Han J, Greve HR, Shipilov A (2024) The liability of gender? Constraints and enablers of foreign market entry for female artists. Journal of International Business Studies.

Monday, January 22, 2024

If Women Can’t Network and Women Can’t Move, Why is it Better for Women to do Both?

Among the many disadvantages that women have at work, here is one that is often overlooked: they have fewer opportunities to form beneficial networks, and even if they succeed, they gain less benefit than men. This matters greatly for their careers because network ties to coworkers help employees gain skills,learn about opportunities, and execute plans. A particular disadvantage is women’s problems in getting brokerage positions in network.
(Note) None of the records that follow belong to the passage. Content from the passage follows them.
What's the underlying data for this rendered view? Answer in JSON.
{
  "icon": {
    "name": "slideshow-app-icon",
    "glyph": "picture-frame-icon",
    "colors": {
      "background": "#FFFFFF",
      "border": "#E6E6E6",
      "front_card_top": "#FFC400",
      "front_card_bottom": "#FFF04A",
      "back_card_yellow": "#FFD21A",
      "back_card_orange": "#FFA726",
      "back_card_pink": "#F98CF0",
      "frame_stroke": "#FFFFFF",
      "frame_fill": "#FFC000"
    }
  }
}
A network broker is connected to people who are not directly connected to each other. Brokers gain separate pieces of information quickly and can quickly assemble them to form opportunities.

Why is it hard for women to become brokers? To begin with, it is hard for anyone because it requires reaching beyond the immediate work group. It is also hard because people are suspicious of brokers and may be reluctant to share information with them. In fact, the most effective brokers are those who are not known to be brokers. For women, these suspicions are especially strong because of the gendered belief that women maintain closer relations with proximate friends and coworkers. As a result, they gain less access to brokerage and less benefit from brokerage.

Changing jobs has many of the same disadvantages, even if the job change is just a reassignment ordered by the employer. But here is the interesting part: when women move, the brokerage disadvantages disappear. Both disadvantages. Women who move gain brokerage positions just as easily as men who move, and women who move obtain the same performance benefits as men who move. This is a new discovery from a paper by Evelyn Zhang, Brandy Aven, and Adam Kleinbaum published in Administrative Science Quarterly. Their idea, which turned out to be true, is that moving gives “license to broker” because network ties in the new workplace are necessary, and maintaining contacts with the prior workplace is expected – especially for women, who are supposed to be more stable network partners than men (again a gendered belief). So in this case two wrongs make a right.

Interesting? Let us not see this as encouraging information though. Even when workers benefit from gendered beliefs like this, the beliefs still create a warped workplace where opportunities and rewards are unfairly distributed.

 

Zhang,Evelyn Y., Brandy L. Aven, and Adam M. Kleinbaum. License to Broker: How Mobility Eliminates Gender Gaps in Network Advantage. Administrative Science Quarterly, forthcoming.